Observers are keeping an eye out for any aggressive moves from North Korea, including a potential test-launch of the massive intercontinental ballistic missile it unveiled at a military parade in October.
At his meetings this week, Biegun can be expected to “discuss continuity of U.S.-North Korea policy and the likelihood of North Korean provocation during the vulnerable transition period,” wrote retired Army Special Forces Col. David Maxwell, a senior fellow at the Foundation for Defense of Democracies think tank, in a note.
Other topics could include the potential humanitarian and economic crises facing North Korea as well as the still-unresolved military cost-sharing agreement between Washington and Seoul, Maxwell wrote.

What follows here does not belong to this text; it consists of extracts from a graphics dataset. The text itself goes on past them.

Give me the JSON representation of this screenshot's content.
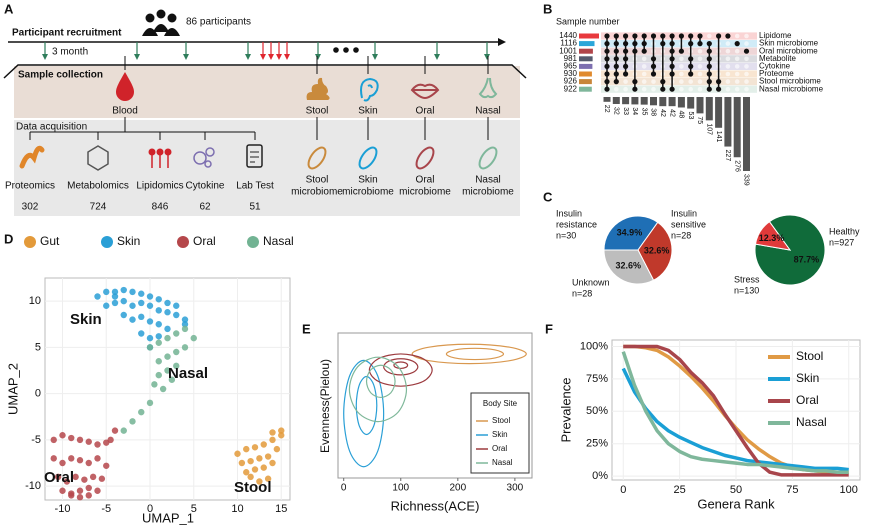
{
  "panel_labels": [
    "A",
    "B",
    "C",
    "D",
    "E",
    "F"
  ],
  "panel_a": {
    "recruitment_label": "Participant recruitment",
    "participants": "86 participants",
    "interval": "3 month",
    "collection_label": "Sample collection",
    "acquisition_label": "Data acquisition",
    "sources": [
      "Blood",
      "Stool",
      "Skin",
      "Oral",
      "Nasal"
    ],
    "omics": [
      {
        "name": "Proteomics",
        "count": 302
      },
      {
        "name": "Metabolomics",
        "count": 724
      },
      {
        "name": "Lipidomics",
        "count": 846
      },
      {
        "name": "Cytokine",
        "count": 62
      },
      {
        "name": "Lab Test",
        "count": 51
      }
    ],
    "microbiomes": [
      [
        "Stool",
        "microbiome"
      ],
      [
        "Skin",
        "microbiome"
      ],
      [
        "Oral",
        "microbiome"
      ],
      [
        "Nasal",
        "microbiome"
      ]
    ]
  },
  "chart_data": [
    {
      "type": "upset",
      "title": "Sample number",
      "sets": [
        {
          "name": "Lipidome",
          "size": 1440,
          "color": "#e8393d"
        },
        {
          "name": "Skin microbiome",
          "size": 1116,
          "color": "#2aa6d9"
        },
        {
          "name": "Oral microbiome",
          "size": 1001,
          "color": "#b0454a"
        },
        {
          "name": "Metabolite",
          "size": 981,
          "color": "#555b6e"
        },
        {
          "name": "Cytokine",
          "size": 965,
          "color": "#7d6fb0"
        },
        {
          "name": "Proteome",
          "size": 930,
          "color": "#e08a2e"
        },
        {
          "name": "Stool microbiome",
          "size": 926,
          "color": "#c8863a"
        },
        {
          "name": "Nasal microbiome",
          "size": 922,
          "color": "#7fb79b"
        }
      ],
      "intersections": [
        {
          "sets": [
            0,
            1,
            2,
            3,
            4,
            5,
            6,
            7
          ],
          "value": 22
        },
        {
          "sets": [
            0,
            1,
            2,
            3,
            4,
            5,
            6
          ],
          "value": 32
        },
        {
          "sets": [
            0,
            1,
            2,
            3,
            4,
            5
          ],
          "value": 33
        },
        {
          "sets": [
            0,
            1,
            2,
            6,
            7
          ],
          "value": 34
        },
        {
          "sets": [
            0,
            1,
            2
          ],
          "value": 35
        },
        {
          "sets": [
            0,
            3,
            4,
            5
          ],
          "value": 38
        },
        {
          "sets": [
            0,
            1,
            6,
            7
          ],
          "value": 42
        },
        {
          "sets": [
            0,
            1,
            2,
            3,
            4,
            5,
            7
          ],
          "value": 42
        },
        {
          "sets": [
            0,
            2
          ],
          "value": 48
        },
        {
          "sets": [
            0,
            1,
            3,
            4,
            5
          ],
          "value": 53
        },
        {
          "sets": [
            0,
            1
          ],
          "value": 75
        },
        {
          "sets": [
            1,
            2,
            3,
            4,
            5,
            6,
            7
          ],
          "value": 107
        },
        {
          "sets": [
            0,
            6,
            7
          ],
          "value": 141
        },
        {
          "sets": [
            0
          ],
          "value": 227
        },
        {
          "sets": [
            1
          ],
          "value": 276
        },
        {
          "sets": [
            2
          ],
          "value": 339
        }
      ]
    },
    {
      "type": "pie",
      "labels": [
        [
          "Insulin",
          "resistance"
        ],
        [
          "Insulin",
          "sensitive"
        ],
        [
          "Unknown"
        ]
      ],
      "values": [
        34.9,
        32.6,
        32.6
      ],
      "value_labels": [
        "34.9%",
        "32.6%",
        "32.6%"
      ],
      "counts": [
        30,
        28,
        28
      ],
      "count_labels": [
        "n=30",
        "n=28",
        "n=28"
      ],
      "colors": [
        "#1f6fb5",
        "#c0392b",
        "#bdbdbd"
      ],
      "label_colors": [
        "#1f6fb5",
        "#c0392b",
        "#111111"
      ]
    },
    {
      "type": "pie",
      "labels": [
        [
          "Healthy"
        ],
        [
          "Stress"
        ]
      ],
      "values": [
        87.7,
        12.3
      ],
      "value_labels": [
        "87.7%",
        "12.3%"
      ],
      "counts": [
        927,
        130
      ],
      "count_labels": [
        "n=927",
        "n=130"
      ],
      "colors": [
        "#106b3a",
        "#e03a3a"
      ],
      "label_colors": [
        "#106b3a",
        "#e03a3a"
      ]
    },
    {
      "type": "scatter",
      "x_label": "UMAP_1",
      "y_label": "UMAP_2",
      "xlim": [
        -12,
        16
      ],
      "ylim": [
        -11.5,
        12.5
      ],
      "xticks": [
        -10,
        -5,
        0,
        5,
        10,
        15
      ],
      "yticks": [
        -10,
        -5,
        0,
        5,
        10
      ],
      "grid": true,
      "legend": [
        "Gut",
        "Skin",
        "Oral",
        "Nasal"
      ],
      "annotations": [
        "Skin",
        "Nasal",
        "Oral",
        "Stool"
      ],
      "series": [
        {
          "name": "Gut",
          "color": "#e39a3a",
          "x": [
            10,
            11,
            12,
            13,
            14,
            15,
            10.5,
            11.5,
            12.5,
            13.5,
            14.5,
            11,
            12,
            13,
            14,
            12.5,
            13.5,
            11.5,
            14,
            15
          ],
          "y": [
            -6.5,
            -6,
            -5.8,
            -5.5,
            -5,
            -4.5,
            -7.5,
            -7.3,
            -7,
            -6.8,
            -6,
            -8.5,
            -8.2,
            -8,
            -7.5,
            -9.5,
            -9.2,
            -9,
            -4.2,
            -4
          ]
        },
        {
          "name": "Skin",
          "color": "#2a9fd6",
          "x": [
            -6,
            -5,
            -4,
            -3,
            -2,
            -1,
            0,
            1,
            2,
            3,
            -5,
            -4,
            -3,
            -2,
            -1,
            0,
            1,
            2,
            3,
            4,
            -3,
            -2,
            -1,
            0,
            1,
            2,
            -1,
            0,
            1,
            0,
            -4,
            4
          ],
          "y": [
            10.5,
            11,
            11,
            11.2,
            11,
            10.8,
            10.5,
            10.2,
            9.8,
            9.5,
            9.5,
            9.8,
            10,
            9.5,
            9.8,
            9.5,
            9,
            8.8,
            8.5,
            7.5,
            8.5,
            8,
            8.3,
            7.8,
            7.5,
            7,
            6.5,
            6,
            6.2,
            5,
            10.5,
            8
          ]
        },
        {
          "name": "Oral",
          "color": "#b5474b",
          "x": [
            -11,
            -10,
            -9,
            -8,
            -7,
            -6,
            -5,
            -4.5,
            -11,
            -10,
            -9,
            -8,
            -7,
            -6,
            -5,
            -10.5,
            -9.5,
            -8.5,
            -7.5,
            -6.5,
            -5.5,
            -10,
            -9,
            -8,
            -7,
            -6,
            -9,
            -8,
            -7,
            -4
          ],
          "y": [
            -5,
            -4.5,
            -4.8,
            -5,
            -5.2,
            -5.5,
            -5.3,
            -5,
            -7,
            -7.5,
            -7,
            -7.2,
            -7.5,
            -7,
            -7.8,
            -9,
            -9.5,
            -9,
            -9.3,
            -9,
            -9.2,
            -10.5,
            -10.8,
            -10.5,
            -10.2,
            -10.5,
            -11,
            -11.2,
            -11,
            -4
          ]
        },
        {
          "name": "Nasal",
          "color": "#72b393",
          "x": [
            0,
            1,
            2,
            1,
            2,
            3,
            4,
            1,
            2,
            3,
            0.5,
            1.5,
            2.5,
            0,
            -1,
            -2,
            -3,
            3,
            4,
            5
          ],
          "y": [
            5,
            5.5,
            6,
            3.5,
            4,
            4.5,
            5,
            2,
            2.5,
            3,
            1,
            0.5,
            1.5,
            -1,
            -2,
            -3,
            -4,
            6.5,
            7,
            6
          ]
        }
      ]
    },
    {
      "type": "contour",
      "x_label": "Richness(ACE)",
      "y_label": "Evenness(Pielou)",
      "xlim": [
        -10,
        330
      ],
      "ylim": [
        0.05,
        0.95
      ],
      "xticks": [
        0,
        100,
        200,
        300
      ],
      "legend_title": "Body Site",
      "series": [
        {
          "name": "Stool",
          "color": "#d9984f",
          "contours": [
            {
              "x": [
                320,
                290.7,
                220,
                149.3,
                120,
                149.3,
                220,
                290.7
              ],
              "y": [
                0.82,
                0.862,
                0.88,
                0.862,
                0.82,
                0.778,
                0.76,
                0.778
              ]
            },
            {
              "x": [
                280,
                265.4,
                230,
                194.6,
                180,
                194.6,
                230,
                265.4
              ],
              "y": [
                0.82,
                0.845,
                0.855,
                0.845,
                0.82,
                0.795,
                0.785,
                0.795
              ]
            }
          ]
        },
        {
          "name": "Skin",
          "color": "#2a9fd6",
          "contours": [
            {
              "x": [
                70,
                59.7,
                35,
                10.3,
                0,
                10.3,
                35,
                59.7
              ],
              "y": [
                0.45,
                0.683,
                0.78,
                0.683,
                0.45,
                0.217,
                0.12,
                0.217
              ]
            },
            {
              "x": [
                58,
                52.7,
                40,
                27.3,
                22,
                27.3,
                40,
                52.7
              ],
              "y": [
                0.5,
                0.627,
                0.68,
                0.627,
                0.5,
                0.373,
                0.32,
                0.373
              ]
            }
          ]
        },
        {
          "name": "Oral",
          "color": "#9c3a3e",
          "contours": [
            {
              "x": [
                155,
                138.9,
                100,
                61.1,
                45,
                61.1,
                100,
                138.9
              ],
              "y": [
                0.72,
                0.791,
                0.82,
                0.791,
                0.72,
                0.649,
                0.62,
                0.649
              ]
            },
            {
              "x": [
                130,
                121.2,
                100,
                78.8,
                70,
                78.8,
                100,
                121.2
              ],
              "y": [
                0.74,
                0.775,
                0.79,
                0.775,
                0.74,
                0.705,
                0.69,
                0.705
              ]
            },
            {
              "x": [
                112,
                108.5,
                100,
                91.5,
                88,
                91.5,
                100,
                108.5
              ],
              "y": [
                0.75,
                0.764,
                0.77,
                0.764,
                0.75,
                0.736,
                0.73,
                0.736
              ]
            }
          ]
        },
        {
          "name": "Nasal",
          "color": "#7fb89a",
          "contours": [
            {
              "x": [
                110,
                95.4,
                60,
                24.6,
                10,
                24.6,
                60,
                95.4
              ],
              "y": [
                0.6,
                0.741,
                0.8,
                0.741,
                0.6,
                0.459,
                0.4,
                0.459
              ]
            },
            {
              "x": [
                90,
                82.7,
                65,
                47.3,
                40,
                47.3,
                65,
                82.7
              ],
              "y": [
                0.65,
                0.721,
                0.75,
                0.721,
                0.65,
                0.579,
                0.55,
                0.579
              ]
            }
          ]
        }
      ]
    },
    {
      "type": "line",
      "x_label": "Genera Rank",
      "y_label": "Prevalence",
      "xlim": [
        -5,
        105
      ],
      "ylim": [
        -3,
        105
      ],
      "xticks": [
        0,
        25,
        50,
        75,
        100
      ],
      "yticks": [
        {
          "value": 0,
          "label": "0%"
        },
        {
          "value": 25,
          "label": "25%"
        },
        {
          "value": 50,
          "label": "50%"
        },
        {
          "value": 75,
          "label": "75%"
        },
        {
          "value": 100,
          "label": "100%"
        }
      ],
      "grid": true,
      "x": [
        0,
        5,
        10,
        15,
        20,
        25,
        30,
        35,
        40,
        45,
        50,
        55,
        60,
        65,
        70,
        75,
        80,
        85,
        90,
        95,
        100
      ],
      "series": [
        {
          "name": "Stool",
          "color": "#e09a45",
          "values": [
            100,
            100,
            99,
            97,
            92,
            85,
            77,
            68,
            58,
            47,
            37,
            28,
            21,
            15,
            10,
            7,
            5,
            4,
            3,
            3,
            3
          ]
        },
        {
          "name": "Skin",
          "color": "#1a9fd5",
          "values": [
            83,
            65,
            52,
            42,
            35,
            30,
            26,
            22,
            19,
            16,
            14,
            12,
            11,
            10,
            9,
            8,
            7,
            6,
            6,
            6,
            5
          ]
        },
        {
          "name": "Oral",
          "color": "#a8454b",
          "values": [
            100,
            100,
            100,
            100,
            97,
            90,
            80,
            72,
            62,
            48,
            35,
            22,
            10,
            3,
            1,
            1,
            1,
            1,
            1,
            1,
            1
          ]
        },
        {
          "name": "Nasal",
          "color": "#7fb79b",
          "values": [
            96,
            70,
            50,
            35,
            25,
            19,
            15,
            13,
            12,
            11,
            10,
            9,
            9,
            8,
            7,
            6,
            5,
            4,
            4,
            3,
            3
          ]
        }
      ]
    }
  ]
}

Nuclear negotiations between Pyongyang and Washington have been stalled since a February 2019 summit between President Donald Trump and North Korean leader Kim Jong Un ended without an agreement.
South Korea and the United States have also seen their military relationship strained over demands by the Trump administration for Seoul to pay more to cover the costs of the roughly 28,500 troops stationed on the Korean Peninsula.
Biegun was appointed special North Korea envoy in 2018 and was elevated to deputy secretary of State last year.
During his last visit to South Korea, he expressed Washington’s resolve to resume the deadlocked dialogue with the North, saying when Kim appoints a counterpart for talks, “they will find us ready at that very moment.”
Biegun is also scheduled to deliver an address on Thursday at a Seoul think tank before returning to the United States on Saturday.